In attesa di leggere domani la nuova proposta della presidenza di turno del Consiglio europeo, affidata al Regno Unito, sul budget Ue, dal Parlamento dei 25 giungono molteplici inviti a “raggiungere un accordo di alto profilo sulle Prospettive finanziarie 2007-2013” nel corso del summit del 15 e 16 dicembre. Hans-Gert Poettering, capogruppo dei Popolari, da Strasburgo si dice “preoccupato”, ma al contempo si augura che “la presidenza inglese riesca a uscire dallo stallo, benché non ho elementi per essere ottimista”. Al premier inglese Tony Blair si rivolge anche il connazionale Graham Watson, alla testa dei Liberaldemocratici: “Spero che la presidenza britannica presenti una proposta più generosa.
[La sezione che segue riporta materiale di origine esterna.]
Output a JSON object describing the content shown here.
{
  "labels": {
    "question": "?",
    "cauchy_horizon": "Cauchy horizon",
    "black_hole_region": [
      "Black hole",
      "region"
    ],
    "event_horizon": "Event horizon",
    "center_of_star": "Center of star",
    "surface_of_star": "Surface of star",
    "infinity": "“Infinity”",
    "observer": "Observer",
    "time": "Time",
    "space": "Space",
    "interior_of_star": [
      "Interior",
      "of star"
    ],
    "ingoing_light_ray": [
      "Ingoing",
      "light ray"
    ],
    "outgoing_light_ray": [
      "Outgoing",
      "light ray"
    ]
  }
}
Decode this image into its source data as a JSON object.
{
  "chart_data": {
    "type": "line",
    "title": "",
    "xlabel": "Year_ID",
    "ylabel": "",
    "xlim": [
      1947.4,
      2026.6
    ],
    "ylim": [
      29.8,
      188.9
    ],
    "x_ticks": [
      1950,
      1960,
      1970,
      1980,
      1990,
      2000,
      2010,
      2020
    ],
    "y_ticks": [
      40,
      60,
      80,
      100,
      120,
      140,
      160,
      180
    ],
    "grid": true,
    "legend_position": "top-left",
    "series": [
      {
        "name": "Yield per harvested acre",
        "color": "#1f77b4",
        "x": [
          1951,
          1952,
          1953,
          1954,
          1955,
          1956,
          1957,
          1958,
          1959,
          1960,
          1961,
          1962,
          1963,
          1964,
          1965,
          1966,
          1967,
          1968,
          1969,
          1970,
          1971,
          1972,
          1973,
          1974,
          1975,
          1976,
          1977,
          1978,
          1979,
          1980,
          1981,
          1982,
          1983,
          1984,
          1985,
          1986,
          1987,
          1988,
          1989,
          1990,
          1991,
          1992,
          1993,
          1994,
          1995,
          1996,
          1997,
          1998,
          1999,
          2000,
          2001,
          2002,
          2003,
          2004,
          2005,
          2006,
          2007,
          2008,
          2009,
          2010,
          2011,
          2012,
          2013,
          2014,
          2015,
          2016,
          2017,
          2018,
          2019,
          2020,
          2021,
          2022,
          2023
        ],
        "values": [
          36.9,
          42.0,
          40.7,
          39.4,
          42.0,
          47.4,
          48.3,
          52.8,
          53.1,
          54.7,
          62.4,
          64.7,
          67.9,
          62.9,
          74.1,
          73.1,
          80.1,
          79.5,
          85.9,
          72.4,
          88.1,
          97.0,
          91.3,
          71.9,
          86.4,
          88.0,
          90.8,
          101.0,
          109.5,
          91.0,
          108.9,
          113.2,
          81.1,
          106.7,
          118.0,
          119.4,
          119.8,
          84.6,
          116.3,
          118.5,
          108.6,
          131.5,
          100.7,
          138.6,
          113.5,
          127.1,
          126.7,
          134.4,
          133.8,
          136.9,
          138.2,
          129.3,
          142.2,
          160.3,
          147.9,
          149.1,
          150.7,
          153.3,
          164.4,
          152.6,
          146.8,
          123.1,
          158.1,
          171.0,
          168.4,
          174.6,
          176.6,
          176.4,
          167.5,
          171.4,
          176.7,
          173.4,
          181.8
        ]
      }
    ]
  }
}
Per raggiungere gli obiettivi di Lisbona (crescita economica e occupazionale e maggiore coesione sociale, ndr.) dobbiamo essere pronti a finanziare gli strumenti necessari”. Secondo Martin Schultz, leader dei Socialisti, “non ci sono risorse sufficienti per il futuro dell’Unione”, e aggiunge: ” Blair non può togliere ai poveri per dare ai ricchi”. Il riferimento va soprattutto al fatto che, stando alla proposta inglese, l’Ue avrà meno fondi per i nuovi Stati membri e per le aree economicamente depresse dei paesi pre-allargamento. All’ultima formulazione inglese si oppongono anche Verdi e Sinistra unitaria. Rispetto alla proposta avanzata dalla Commissione (bilancio pluriennale pari al 1,14 del Pil europeo) e dalla presidenza lussemburghese (1,06 del Pil), il Regno Unito vorrebbe fissare il massimale di budget all’1,03% del Pil.